The device classifies the HTTP status into three outcomes: success, permanent failure, and retryable. Return a JSON body so failures are diagnosable, but the device only requires the status code.
| Status | Outcome | Device behavior |
|---|---|---|
| 200 / 201 / 204 | Success | Recording marked uploaded; removed from queue. |
| 400 / 422 | Permanent failure | Marked failed; not retried. Fix payload/endpoint. |
| 401 / 403 | Permanent failure | Marked failed; not retried. Check bearer token. |
| 408 / 429 | Retryable | Backoff and retry; honors Retry-After if present. |
| 500 / 502 / 503 / 504 | Retryable | Backoff and retry until queue limit reached. |
| timeout / no route | Retryable | Cache locally; retry when WiFi recovers. |
# success response body (optional, ignored except status)
HTTP/1.1 200 OK
Content-Type: application/json
{"ok": true, "recording_id": "R00000001", "stored_as": "s3://bucket/R00000001.ogg"}
# failure response body (recommended for diagnosis)

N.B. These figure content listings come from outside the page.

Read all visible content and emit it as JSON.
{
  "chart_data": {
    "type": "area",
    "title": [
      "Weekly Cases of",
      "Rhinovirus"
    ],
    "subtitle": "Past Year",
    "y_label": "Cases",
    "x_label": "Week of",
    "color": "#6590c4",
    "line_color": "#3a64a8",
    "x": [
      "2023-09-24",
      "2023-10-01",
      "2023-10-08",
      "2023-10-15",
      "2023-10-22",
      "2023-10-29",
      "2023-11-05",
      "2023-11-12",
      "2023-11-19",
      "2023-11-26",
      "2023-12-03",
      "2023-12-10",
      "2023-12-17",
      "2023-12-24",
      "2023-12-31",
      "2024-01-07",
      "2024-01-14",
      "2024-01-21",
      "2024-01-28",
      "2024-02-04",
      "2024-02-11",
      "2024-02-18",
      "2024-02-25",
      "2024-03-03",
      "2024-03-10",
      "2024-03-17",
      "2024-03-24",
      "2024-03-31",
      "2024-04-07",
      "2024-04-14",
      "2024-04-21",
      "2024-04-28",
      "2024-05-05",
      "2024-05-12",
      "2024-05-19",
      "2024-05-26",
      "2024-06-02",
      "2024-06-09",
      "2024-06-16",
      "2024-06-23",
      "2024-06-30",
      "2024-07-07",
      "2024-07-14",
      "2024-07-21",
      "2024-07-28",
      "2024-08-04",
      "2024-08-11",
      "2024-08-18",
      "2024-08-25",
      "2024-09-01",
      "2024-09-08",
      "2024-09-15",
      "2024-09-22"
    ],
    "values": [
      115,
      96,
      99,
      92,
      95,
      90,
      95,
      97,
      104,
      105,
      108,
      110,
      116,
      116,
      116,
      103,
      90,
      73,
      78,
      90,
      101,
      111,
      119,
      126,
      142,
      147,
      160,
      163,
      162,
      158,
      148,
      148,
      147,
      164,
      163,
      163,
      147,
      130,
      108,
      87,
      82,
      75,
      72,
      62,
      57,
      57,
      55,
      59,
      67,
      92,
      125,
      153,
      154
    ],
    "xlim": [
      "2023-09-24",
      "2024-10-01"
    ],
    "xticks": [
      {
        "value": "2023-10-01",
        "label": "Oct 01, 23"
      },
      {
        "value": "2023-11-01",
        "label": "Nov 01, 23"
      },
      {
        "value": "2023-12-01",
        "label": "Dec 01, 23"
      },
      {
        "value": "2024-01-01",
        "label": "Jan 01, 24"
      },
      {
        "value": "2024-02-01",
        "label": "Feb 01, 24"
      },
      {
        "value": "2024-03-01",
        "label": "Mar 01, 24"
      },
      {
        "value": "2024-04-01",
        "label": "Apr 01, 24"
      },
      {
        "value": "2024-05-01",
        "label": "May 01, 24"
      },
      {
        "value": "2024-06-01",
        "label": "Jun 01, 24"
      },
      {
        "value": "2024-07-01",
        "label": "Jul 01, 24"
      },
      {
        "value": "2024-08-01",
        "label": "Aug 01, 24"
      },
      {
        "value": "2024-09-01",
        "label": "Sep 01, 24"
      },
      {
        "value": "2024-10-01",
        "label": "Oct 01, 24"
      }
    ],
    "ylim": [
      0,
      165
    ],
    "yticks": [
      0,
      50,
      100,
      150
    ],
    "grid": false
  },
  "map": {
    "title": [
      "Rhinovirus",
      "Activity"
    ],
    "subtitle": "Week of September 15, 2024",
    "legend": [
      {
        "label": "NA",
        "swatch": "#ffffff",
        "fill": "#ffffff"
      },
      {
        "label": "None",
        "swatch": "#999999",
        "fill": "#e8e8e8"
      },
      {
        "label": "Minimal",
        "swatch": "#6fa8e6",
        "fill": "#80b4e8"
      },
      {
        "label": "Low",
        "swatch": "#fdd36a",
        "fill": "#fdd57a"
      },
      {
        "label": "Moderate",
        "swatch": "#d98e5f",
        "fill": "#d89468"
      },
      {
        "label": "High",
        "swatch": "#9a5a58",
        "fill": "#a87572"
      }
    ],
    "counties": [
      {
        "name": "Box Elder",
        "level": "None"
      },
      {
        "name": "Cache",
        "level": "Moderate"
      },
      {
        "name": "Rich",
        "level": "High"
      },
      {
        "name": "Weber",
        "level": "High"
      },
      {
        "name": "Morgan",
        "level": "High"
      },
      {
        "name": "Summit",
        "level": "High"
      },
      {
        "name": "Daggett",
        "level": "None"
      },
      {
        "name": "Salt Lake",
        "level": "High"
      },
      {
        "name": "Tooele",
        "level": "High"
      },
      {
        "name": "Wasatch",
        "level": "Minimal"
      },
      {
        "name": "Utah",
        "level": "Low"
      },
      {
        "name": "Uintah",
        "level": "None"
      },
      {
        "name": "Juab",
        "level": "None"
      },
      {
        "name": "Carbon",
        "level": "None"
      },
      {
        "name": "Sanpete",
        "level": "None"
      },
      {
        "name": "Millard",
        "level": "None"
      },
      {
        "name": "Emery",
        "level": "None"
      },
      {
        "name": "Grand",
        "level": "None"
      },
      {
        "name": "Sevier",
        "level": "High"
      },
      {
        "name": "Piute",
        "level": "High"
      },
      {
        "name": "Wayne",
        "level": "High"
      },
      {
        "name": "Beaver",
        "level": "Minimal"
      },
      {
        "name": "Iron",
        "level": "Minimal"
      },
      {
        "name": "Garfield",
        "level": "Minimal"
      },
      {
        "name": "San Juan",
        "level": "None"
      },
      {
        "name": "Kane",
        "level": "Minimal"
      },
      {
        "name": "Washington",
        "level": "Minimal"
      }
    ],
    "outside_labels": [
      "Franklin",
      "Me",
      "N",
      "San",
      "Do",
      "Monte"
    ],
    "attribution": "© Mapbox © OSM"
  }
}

HTTP/1.1 422 Unprocessable Entity
Content-Type: application/json
{"ok": false, "error": "missing_field", "field": "recording_id"}
Backoff: retryable failures use exponential backoff starting at 2s, doubling to a 60s cap, with jitter. A Retry-After header (seconds or HTTP-date) overrides the computed delay. Recordings stay cached on device until a 2xx or a permanent failure clears them.
Standards direction
Use the boring standard first. Upgrade when uploads need it.
P0 file upload
multipart/form-data is the current firmware contract and is specified by RFC 7578. It is the simplest way to accept a file plus metadata in every common web framework.
P1 resumable upload
tus is the preferred open protocol for resumable uploads over HTTP. It is the natural next step for long recordings, unstable WiFi, and large files.
Object storage
S3-compatible multipart upload or presigned URLs are useful when recordings should go directly into object storage instead of through an app server.
Live agents
WebSocket carries the current Agent mode; WebRTC is reserved for lower-latency live audio. Neither is needed for the first reliable file-upload path.